The Vatican was the first state to sign and ratify the treaty. In August, on the 78th anniversary of the atomic bombing of Nagasaki, the bishops of four Catholic archdioceses in areas impacted by nuclear weapons, issued a formal statement declaring that they will begin working together to achieve a “world without nuclear weapons.” The dioceses include Seattle and Santa Fe, NM, and Hiroshima and Nagasaki in Japan.

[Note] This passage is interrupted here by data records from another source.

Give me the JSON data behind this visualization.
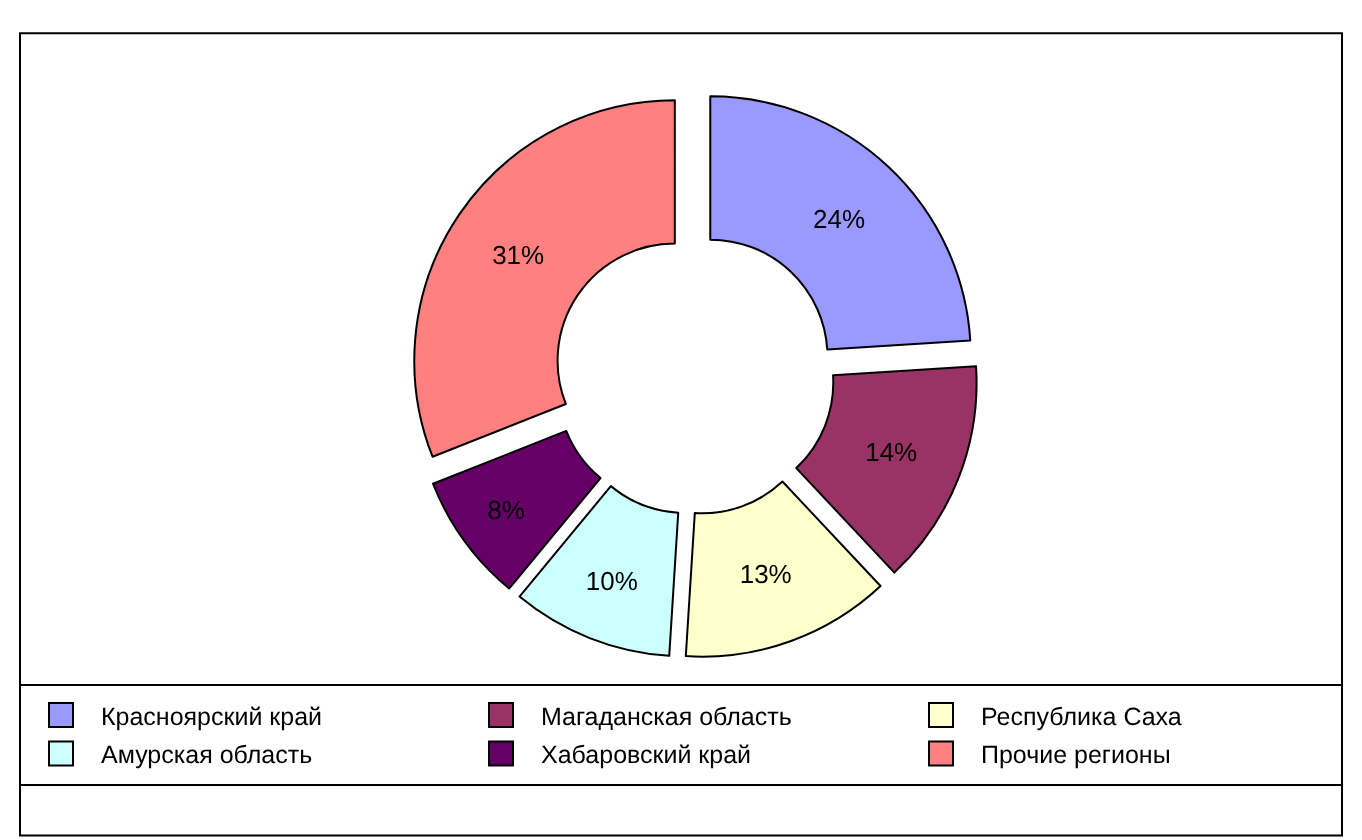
{
  "chart_data": {
    "type": "donut",
    "categories": [
      "Красноярский край",
      "Магаданская область",
      "Республика Саха",
      "Амурская область",
      "Хабаровский край",
      "Прочие регионы"
    ],
    "values": [
      24,
      14,
      13,
      10,
      8,
      31
    ],
    "colors": [
      "#9999ff",
      "#993366",
      "#ffffcc",
      "#ccffff",
      "#660066",
      "#ff8080"
    ],
    "value_labels": [
      "24%",
      "14%",
      "13%",
      "10%",
      "8%",
      "31%"
    ],
    "legend": "bottom"
  }
}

In the 1970s and 1980s, thousands demonstrated against nuclear weapons at the Bangor base and hundreds were arrested. Seattle Archbishop Raymond Hunthausen had proclaimed the Bangor submarine base the “Auschwitz of Puget Sound” and in 1982 began to withhold half of his federal taxes in protest of “our nation’s continuing involvement in the race for nuclear arms supremacy.”

In 2016, President Barack Obama became the first sitting US president to visit Hiroshima, where he called for an end to nuclear weapons. He said that the nuclear powers “…must have the courage to escape the logic of fear, and pursue a world without them.” Obama added, “We must change our mindset about war itself.”

There are eight Trident ballistic-missile submarines deployed at Bangor. Six Trident nuclear submarines are deployed on the East Coast at Kings Bay, GA, according to Ground Zero’s press release.